For $K_m$ prediction, OmniESI achieves $R^2$ increase from 0.541→0.576 (+6.5%, 99%), with MAE decreasing from 0.639→0.606 (−5.2%, 99%). Improvements are consistently observed across multiple OOD levels (down to 40%), with ablations establishing maximal benefit at mask ratios $p_s=p_g=10\%$; increases above this threshold degrade biochemical signal and performance. AU-GOOD curves further confirm gains (+1–6% $R^2$-based, +0.5–5% MAE-based) (Wu et al., 12 Jan 2026).
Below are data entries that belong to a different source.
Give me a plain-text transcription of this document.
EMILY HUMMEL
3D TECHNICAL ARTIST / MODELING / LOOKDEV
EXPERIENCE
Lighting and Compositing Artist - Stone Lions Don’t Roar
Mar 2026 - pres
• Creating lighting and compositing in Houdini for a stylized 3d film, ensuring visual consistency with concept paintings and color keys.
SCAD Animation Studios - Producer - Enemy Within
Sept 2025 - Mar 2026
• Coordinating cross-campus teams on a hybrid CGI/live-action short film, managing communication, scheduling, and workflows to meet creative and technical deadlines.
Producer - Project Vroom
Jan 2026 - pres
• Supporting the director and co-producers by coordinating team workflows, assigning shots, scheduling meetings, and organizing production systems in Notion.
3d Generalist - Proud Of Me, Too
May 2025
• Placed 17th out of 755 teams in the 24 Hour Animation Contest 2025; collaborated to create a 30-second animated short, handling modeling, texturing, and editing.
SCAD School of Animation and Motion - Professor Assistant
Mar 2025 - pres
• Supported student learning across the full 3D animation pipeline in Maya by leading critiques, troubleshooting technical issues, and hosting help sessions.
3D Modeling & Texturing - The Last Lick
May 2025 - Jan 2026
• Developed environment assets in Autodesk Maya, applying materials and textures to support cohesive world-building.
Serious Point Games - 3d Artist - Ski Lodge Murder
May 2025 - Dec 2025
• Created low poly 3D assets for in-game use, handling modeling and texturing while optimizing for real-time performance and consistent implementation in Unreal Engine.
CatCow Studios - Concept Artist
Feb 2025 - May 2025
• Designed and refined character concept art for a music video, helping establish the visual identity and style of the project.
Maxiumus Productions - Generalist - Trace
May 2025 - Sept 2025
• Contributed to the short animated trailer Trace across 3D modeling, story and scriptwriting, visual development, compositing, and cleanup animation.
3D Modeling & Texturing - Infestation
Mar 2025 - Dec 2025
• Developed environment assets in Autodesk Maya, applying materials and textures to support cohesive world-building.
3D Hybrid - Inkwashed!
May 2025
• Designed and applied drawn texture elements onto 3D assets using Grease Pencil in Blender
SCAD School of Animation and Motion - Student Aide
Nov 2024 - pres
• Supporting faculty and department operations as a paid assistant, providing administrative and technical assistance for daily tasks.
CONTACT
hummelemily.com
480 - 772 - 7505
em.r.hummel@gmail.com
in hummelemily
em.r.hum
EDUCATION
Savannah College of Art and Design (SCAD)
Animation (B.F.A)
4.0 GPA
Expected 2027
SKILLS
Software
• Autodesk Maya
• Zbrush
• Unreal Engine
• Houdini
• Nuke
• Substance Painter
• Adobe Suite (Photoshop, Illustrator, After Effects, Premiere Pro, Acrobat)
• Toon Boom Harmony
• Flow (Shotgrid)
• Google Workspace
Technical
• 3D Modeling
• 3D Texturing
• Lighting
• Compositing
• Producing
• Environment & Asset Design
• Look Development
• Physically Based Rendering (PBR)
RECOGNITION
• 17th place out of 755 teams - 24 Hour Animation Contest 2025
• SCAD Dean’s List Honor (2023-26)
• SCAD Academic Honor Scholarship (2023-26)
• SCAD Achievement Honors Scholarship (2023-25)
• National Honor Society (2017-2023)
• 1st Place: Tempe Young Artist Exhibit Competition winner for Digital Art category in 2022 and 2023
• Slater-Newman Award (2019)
6. Integration Strategies and Methodological Considerations

O$^2$DENet integration involves retaining existing encoders and regression heads, augmenting enzyme and substrate inputs on-the-fly via residue masking and SMILES or graph augmentation (10% mask ratio), and computing both the standard regression and auxiliary consistency loss per mini-batch. At deployment, model inference operates unchanged.

Hyperparameters for tuning include $p_s$, $p_g$ (recommended 5–15%), $\lambda$ (0.1–1), learning rate, and batch size. The methodology presumes encoder compatibility with masking operations; embedding layers must be adapted if not. Excessive masking (>15%) is contraindicated due to information loss. For substrates with atypical chemistry (e.g., metals, cofactors), SMILES enumeration may be insufficient, necessitating graph-based masking. O$^2$DENet does not account for explicit 3D geometry or pH/temperature conditions and should be supplemented with domain-specific augmentations for such cases. Gains are maximal under stringent OOD test settings; for distributions closely matching training, observable improvement may be modest.
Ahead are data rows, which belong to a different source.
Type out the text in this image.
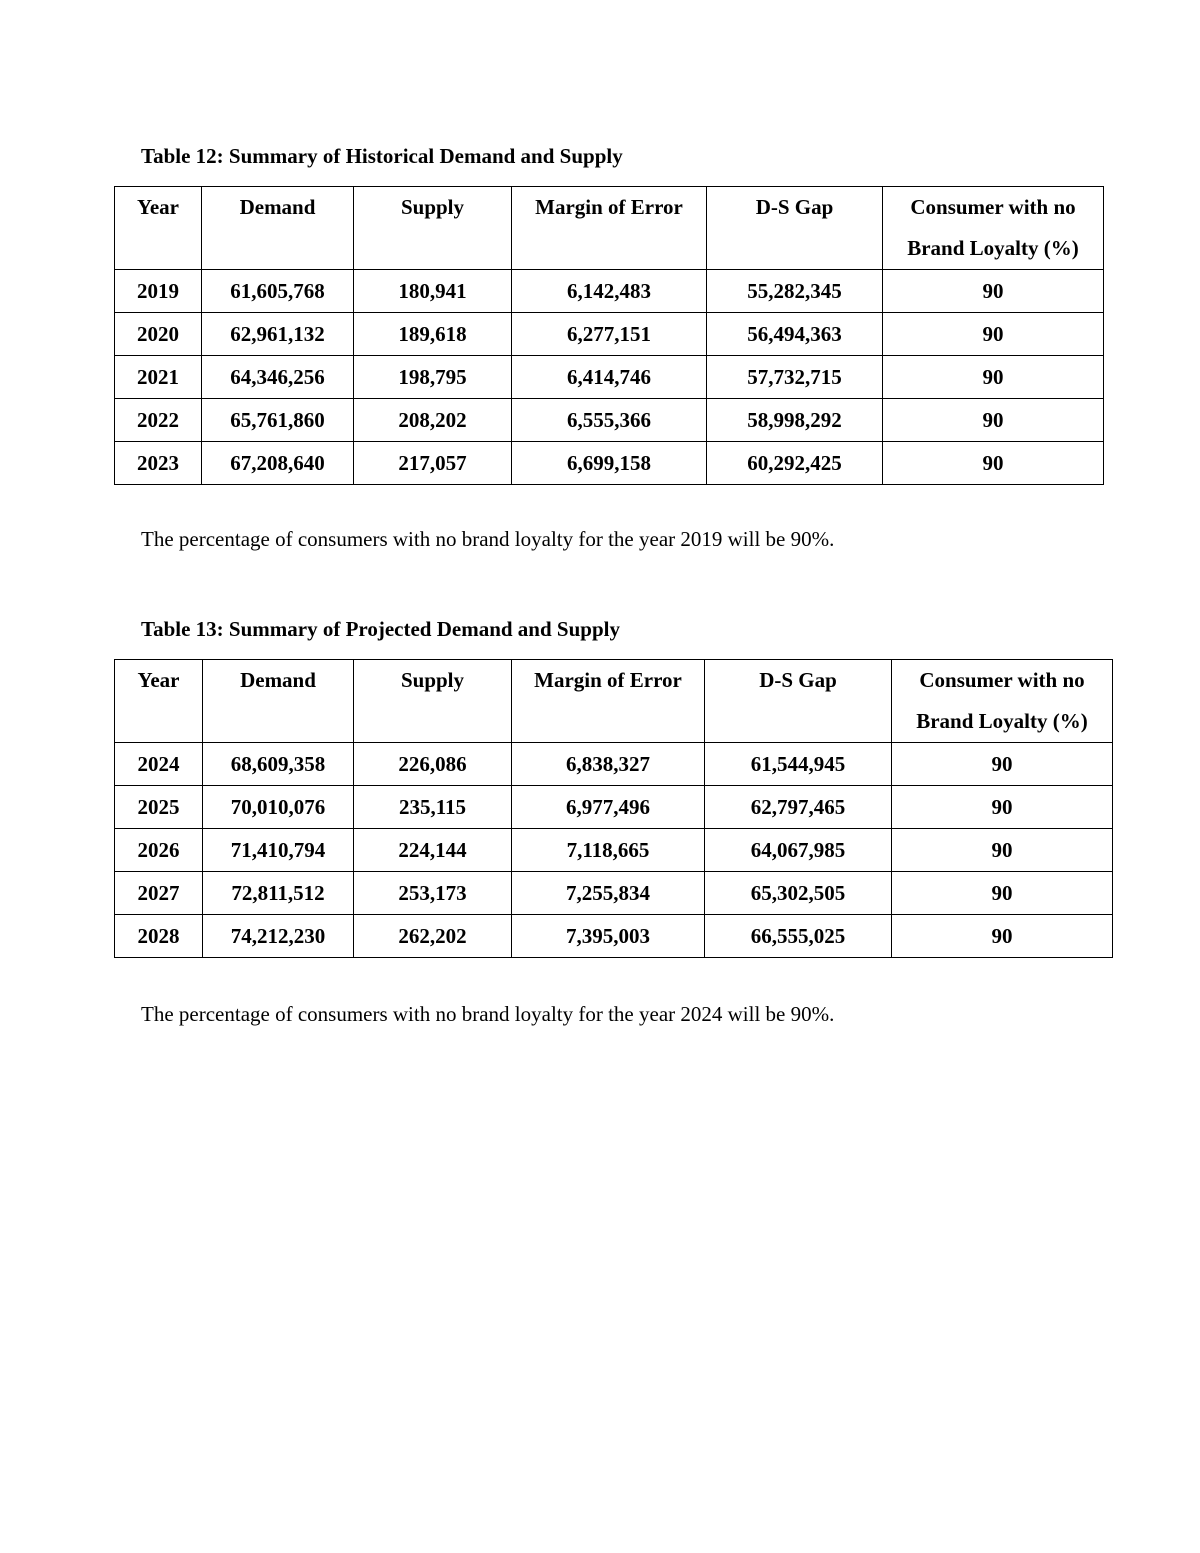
Table 12: Summary of Historical Demand and Supply
Year	Demand	Supply	Margin of Error	D-S Gap	Consumer with no
Brand Loyalty (%)

2019	61,605,768	180,941	6,142,483	55,282,345	90
2020	62,961,132	189,618	6,277,151	56,494,363	90
2021	64,346,256	198,795	6,414,746	57,732,715	90
2022	65,761,860	208,202	6,555,366	58,998,292	90
2023	67,208,640	217,057	6,699,158	60,292,425	90
The percentage of consumers with no brand loyalty for the year 2019 will be 90%.
Table 13: Summary of Projected Demand and Supply
Year	Demand	Supply	Margin of Error	D-S Gap	Consumer with no
Brand Loyalty (%)

2024	68,609,358	226,086	6,838,327	61,544,945	90
2025	70,010,076	235,115	6,977,496	62,797,465	90
2026	71,410,794	224,144	7,118,665	64,067,985	90
2027	72,811,512	253,173	7,255,834	65,302,505	90
2028	74,212,230	262,202	7,395,003	66,555,025	90
The percentage of consumers with no brand loyalty for the year 2024 will be 90%.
7. Contextual Significance

O$^2$DENet provides a generalizable, lightweight strategy for OOD generalization in enzyme kinetics prediction, emphasizing invariant representation learning and robust augmentation of training data using biochemical priors. Its architecture-agnostic design facilitates adoption without disrupting extant model pipelines, and empirical gains in R$^2$, MAE, and integrated metrics underscore its efficacy for diverse baseline architectures (Wu et al., 12 Jan 2026). A plausible implication is broader utility for other sequence-structure-function modeling tasks in protein engineering and computational enzymology, contingent on encoder compatibility and sufficient perturbation diversity.